When a men’s magazine asks Allan Gurganus to submit some of his fiction, the editor rejects it because its protagonist a gay sailor. You want to rub our noses in it? Gurganus wants to say, “‘I bet if I were Toni Morrison and you phoned to ask me for a story, and I sent you one about my fellow black people, you sure wouldn’t use the term “rubbing their noses in it,” I betcha’” (55). So true, in my experience, anyway.
Andrew Holleran says, “Denial is always astonishing in retrospect, that one was able to compartmentalize oneself, to proceed with one part while putting another on ice. As long as I was only writing poems to Livingston in my notebook at Fort Benning . . . I was part of the mainstream” (93).
Charles Silverstein: “Most people don’t understand the difference between guilt and shame. The distinction is central in the lives of gay men, particularly those over thirty. I often masturbated in my adolescent years and felt guilty about it. Guilt means one has done something wrong, which could have been avoided. It’s a matter of will; I could have chosen not to jerk off. In reality, it made no difference whether I masturbated or not. The toxin was within me. What I was [my italics], not what I did, resulted in my deep sense of humiliation. My homosexuality was the shame built into me, and embarrassment over my condition created self-hate. It made no difference that I bedded women. I knew the truth. That’s what shame is about, and I learned it well” (117).
Christopher Bram: “Compared to fiction, real life has more characters and incident than necessary. My coming out was a prolonged narrative with a surprising continuity of people. I suspect I write novels instead of short stories because my past is full of such long, tangled strands” (133).
Douglas Sadownick: “Just because a person does not recall a rotten feeling does not mean it is nowhere to be found.
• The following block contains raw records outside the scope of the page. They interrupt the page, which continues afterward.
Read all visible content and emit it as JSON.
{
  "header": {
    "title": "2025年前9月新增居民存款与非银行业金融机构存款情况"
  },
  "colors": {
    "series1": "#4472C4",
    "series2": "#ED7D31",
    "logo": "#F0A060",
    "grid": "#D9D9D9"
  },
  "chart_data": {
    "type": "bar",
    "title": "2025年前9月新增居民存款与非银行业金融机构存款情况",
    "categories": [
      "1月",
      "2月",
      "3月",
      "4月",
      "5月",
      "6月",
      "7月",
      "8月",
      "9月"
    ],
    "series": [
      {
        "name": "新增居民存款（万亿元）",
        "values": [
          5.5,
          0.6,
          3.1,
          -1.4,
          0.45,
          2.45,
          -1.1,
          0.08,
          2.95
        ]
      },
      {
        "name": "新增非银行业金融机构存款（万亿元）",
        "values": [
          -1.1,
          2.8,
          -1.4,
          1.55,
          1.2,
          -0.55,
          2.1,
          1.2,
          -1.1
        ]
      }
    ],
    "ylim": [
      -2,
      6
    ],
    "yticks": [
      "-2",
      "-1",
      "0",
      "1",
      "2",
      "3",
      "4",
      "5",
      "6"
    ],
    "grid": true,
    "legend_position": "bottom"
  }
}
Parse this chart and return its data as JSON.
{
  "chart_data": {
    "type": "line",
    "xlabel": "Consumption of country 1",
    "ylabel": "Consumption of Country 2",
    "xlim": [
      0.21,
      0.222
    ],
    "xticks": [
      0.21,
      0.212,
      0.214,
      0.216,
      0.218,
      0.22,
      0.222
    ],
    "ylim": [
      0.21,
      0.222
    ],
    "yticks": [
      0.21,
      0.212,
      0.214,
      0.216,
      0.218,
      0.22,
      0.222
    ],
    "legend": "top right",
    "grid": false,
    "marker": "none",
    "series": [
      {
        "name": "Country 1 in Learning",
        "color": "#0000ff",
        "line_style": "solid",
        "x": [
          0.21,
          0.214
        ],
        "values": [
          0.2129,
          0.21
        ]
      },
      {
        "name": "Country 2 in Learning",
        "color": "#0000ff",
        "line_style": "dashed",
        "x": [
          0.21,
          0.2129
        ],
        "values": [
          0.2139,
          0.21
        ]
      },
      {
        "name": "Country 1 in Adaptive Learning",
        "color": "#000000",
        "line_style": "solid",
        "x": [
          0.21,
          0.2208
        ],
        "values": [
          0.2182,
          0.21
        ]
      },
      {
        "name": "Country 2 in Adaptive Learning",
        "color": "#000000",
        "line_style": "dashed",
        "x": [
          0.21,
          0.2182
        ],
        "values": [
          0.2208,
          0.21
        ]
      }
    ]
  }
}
A wound from early childhood that remains ignored will find ways to manifest in the present” (223).
“Gay psychologists suggest that a gay man’s relationship to his father material to a special case, different from heterosexual men, hypothesizing that a guy born gay falls in love with the first man (rather than woman) he meets on the scene. (The theory here is that the libido, with its inner godly programming teases the ego complex out from the Self through the first great romance.) The literal father, if he is a kind man, will deflect the nuclear projection of libido, which is devastating enough; if he’s an asshole, he will repudiate the gay boy. All this takes place unconsciously, of course, yet it is often the filter through which the light of gay love shines, giving ‘love/hate’ new meaning” (226).